Hmm just did a run and found some issues with earlier post

- Christof should have enough XP for Manipulation 80 (with rings 90) aftet getting Reliquary of St George, or latest Ardan Chantry 1 if you patiently wait/reload for all elementals from the arcane circles

- you can't Awaken Ardan as you get ported to University once you kill him. Guess must have been thinking about Tremere Lord, first one is in Teutonic Knights Base 1, complete with a nice side room with 2 closeable doors to lock him into.

- apart from Thaumaturgy Lure of Flames for Fire Storm (minimally 3 for functionality), it is best if Christof also picks up Blood Magic for Theft of Vitae (2 dots suffices if you want it just for some blood input in TeutonicKnightBase, otherwise Nil works) and Blood Rituals for Prisoner of Ice (you can read the Tome then sit on learning it until modern)

- Blood Magic can be found in Ardans Chantry 2, Lure of Flames in Teutonic Knights Base 3, and Blood Rituals in Haus De Hexe Laboratory.

- the Stat Christof needs is Intelligence 70 for Firestorm. Then there's Wits 35 for reading the two other tomes, as mentioned earlier you won't need Theft Of Vitae and Prisoner Of Ice until modern. If you want him in Plate just for fun, Str 55 also

- if you work normally and have saved XP after Manip 80, it should be Firestorm3 right after Teutonic Knight Base, and then 5 after some farming in Haus de Hexe

- Theft of Vitae is more for making the modern Society of Leopold easier. There was something weird i noticed though - killing Teutonic Knights with ToV doesnt seem to grant XP. Not sure if I will have that issue in modern with SOL people
Hmm some notes post Etrius

- sell all your loot and buy the most expensive small blue items from Orvus. Probably you just want the 4000+ value necks, along with 2 sets of Discipline gear and 1 Blood set for the new Rank gains.

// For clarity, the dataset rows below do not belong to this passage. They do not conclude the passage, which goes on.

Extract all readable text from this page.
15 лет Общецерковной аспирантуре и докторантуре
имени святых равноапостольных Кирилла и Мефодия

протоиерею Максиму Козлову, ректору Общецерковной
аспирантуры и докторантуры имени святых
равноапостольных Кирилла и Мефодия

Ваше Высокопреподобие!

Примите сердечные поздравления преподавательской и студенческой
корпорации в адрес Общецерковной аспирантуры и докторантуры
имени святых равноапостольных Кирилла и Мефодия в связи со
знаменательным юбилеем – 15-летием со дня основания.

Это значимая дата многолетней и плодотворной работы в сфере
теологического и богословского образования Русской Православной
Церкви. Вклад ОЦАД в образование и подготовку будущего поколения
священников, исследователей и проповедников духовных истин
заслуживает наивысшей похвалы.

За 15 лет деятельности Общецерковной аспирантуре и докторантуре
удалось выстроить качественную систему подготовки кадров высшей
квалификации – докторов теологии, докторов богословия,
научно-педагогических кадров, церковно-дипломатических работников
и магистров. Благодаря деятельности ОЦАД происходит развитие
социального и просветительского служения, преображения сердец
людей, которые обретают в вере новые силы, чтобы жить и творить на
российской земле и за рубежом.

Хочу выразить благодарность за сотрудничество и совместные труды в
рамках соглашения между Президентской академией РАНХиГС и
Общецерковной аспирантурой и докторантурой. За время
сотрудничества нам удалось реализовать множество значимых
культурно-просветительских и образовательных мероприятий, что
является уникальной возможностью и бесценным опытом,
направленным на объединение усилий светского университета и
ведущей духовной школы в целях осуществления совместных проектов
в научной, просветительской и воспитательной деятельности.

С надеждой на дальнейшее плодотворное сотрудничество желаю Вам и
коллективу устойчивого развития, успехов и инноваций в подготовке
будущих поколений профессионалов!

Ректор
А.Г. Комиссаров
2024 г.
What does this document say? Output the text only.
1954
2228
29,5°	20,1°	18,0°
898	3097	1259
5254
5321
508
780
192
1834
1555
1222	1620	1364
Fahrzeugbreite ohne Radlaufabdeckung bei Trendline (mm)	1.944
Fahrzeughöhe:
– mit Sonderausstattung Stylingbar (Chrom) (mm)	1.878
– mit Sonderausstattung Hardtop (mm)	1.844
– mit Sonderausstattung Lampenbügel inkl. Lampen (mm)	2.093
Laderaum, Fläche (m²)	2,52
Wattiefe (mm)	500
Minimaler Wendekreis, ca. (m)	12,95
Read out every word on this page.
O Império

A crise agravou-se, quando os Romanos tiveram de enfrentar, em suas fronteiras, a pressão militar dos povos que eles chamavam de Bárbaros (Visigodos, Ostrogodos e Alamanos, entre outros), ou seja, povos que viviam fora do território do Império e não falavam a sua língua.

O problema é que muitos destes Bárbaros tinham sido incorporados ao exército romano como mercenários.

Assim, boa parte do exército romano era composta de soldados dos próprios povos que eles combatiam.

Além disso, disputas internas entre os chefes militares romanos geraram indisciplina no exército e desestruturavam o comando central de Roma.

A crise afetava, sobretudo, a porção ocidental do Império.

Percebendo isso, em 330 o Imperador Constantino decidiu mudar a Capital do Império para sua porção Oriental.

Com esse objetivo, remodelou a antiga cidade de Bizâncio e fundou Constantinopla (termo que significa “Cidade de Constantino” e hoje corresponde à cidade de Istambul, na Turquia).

- if you wish you may buy Magical and also Exquisite weapons. Apparently they carry over to modern. You can get Heartshield if worried about sudden stakes in SOL. Note that Exquisite Falchions can be simply bought in modern so it isnt necessary

- put it all in your (Christofs) vault. Anything magical in the vault carries to modern, but not magical Vitae bottles

- the Vohzd of Vysehrad is insanely good to farm for XP, esp if Christof has both Awaken1 and Firestorm5 along with full discipline gear. Its probably not hard to get Manipulation 100 lol if you farm, and more if you let Wilhem and Serena go down.

- Tome of Lure of Flames is in Society of Leopold 2 if I recall right. *Please* give it to Lily and *not* Pink

- if you kill Father Allatius you lose humanity, but the other way doesnt lose you humanity. Dont ask me about why killing the SoL people is perfectly ok lol.

- Using Theft of Vitae to kill SoL folks indeed denies you XP. I ended up using Firestorm mostly.
Oh separate note. It is hard to find this configuration on GameFaq, but I just remembered. At command prompt you can key in -nofog
(where the cheats tell you to also type -console), that will help improve the darkness level of the game.